Someday, every one of us will die. Perhaps we'll go out in a blaze of glory, stamping our ticket after a life well-lived. Some of us may instead die on the inside as we draw the final straws of a dead-end career that cannot go any longer. Regardless of whether your death is physical or emotional, one thing is for sure: your employer and coworkers will consider you to be dead to them forever.

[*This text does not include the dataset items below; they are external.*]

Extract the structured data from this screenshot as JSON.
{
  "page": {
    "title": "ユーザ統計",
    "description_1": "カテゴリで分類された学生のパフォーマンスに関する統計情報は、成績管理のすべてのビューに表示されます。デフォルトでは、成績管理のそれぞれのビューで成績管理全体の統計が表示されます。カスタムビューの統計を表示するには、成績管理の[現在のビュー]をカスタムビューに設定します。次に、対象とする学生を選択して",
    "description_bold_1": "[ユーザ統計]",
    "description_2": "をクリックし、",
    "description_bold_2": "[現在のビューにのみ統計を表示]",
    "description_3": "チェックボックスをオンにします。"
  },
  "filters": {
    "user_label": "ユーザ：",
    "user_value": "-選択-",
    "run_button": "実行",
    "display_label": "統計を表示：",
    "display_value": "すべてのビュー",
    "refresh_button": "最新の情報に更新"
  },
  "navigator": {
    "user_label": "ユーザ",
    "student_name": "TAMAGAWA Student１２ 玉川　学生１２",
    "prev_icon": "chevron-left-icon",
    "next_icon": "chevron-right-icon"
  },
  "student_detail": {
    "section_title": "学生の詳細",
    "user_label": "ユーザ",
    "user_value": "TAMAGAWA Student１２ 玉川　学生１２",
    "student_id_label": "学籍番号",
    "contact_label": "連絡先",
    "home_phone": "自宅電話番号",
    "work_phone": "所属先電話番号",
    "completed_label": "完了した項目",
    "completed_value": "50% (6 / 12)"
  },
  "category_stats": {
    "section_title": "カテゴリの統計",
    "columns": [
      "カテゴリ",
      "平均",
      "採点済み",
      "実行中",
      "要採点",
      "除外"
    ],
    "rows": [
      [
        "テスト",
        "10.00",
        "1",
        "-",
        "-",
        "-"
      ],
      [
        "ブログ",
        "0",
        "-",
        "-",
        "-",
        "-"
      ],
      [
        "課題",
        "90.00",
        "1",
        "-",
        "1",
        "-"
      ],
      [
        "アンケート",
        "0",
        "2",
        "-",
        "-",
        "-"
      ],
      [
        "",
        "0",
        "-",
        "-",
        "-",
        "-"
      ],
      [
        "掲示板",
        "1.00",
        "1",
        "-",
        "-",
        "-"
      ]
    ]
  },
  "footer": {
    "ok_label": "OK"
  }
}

Office culture perpetuates strange idioms, my favorite of which is the timeless "hit by a bus" cliche. Every company has its fair share of veteran employees who have accumulated invaluable knowledge over the years. As companies rely on these contributors more and more, organizational gratitude begins to shift towards a sort of paranoia. None can help but wonder: "what if our best employee gets hit by a bus?"

I appreciate the poetic justice of an organization left helpless in the wake of exploiting employees. That said, there are other reasons to make sure the code you write is easily readable and workable by others. If you plan on building software that continues to live on, you're going to need to start by structuring your app logically. Let's start with square one: project configuration.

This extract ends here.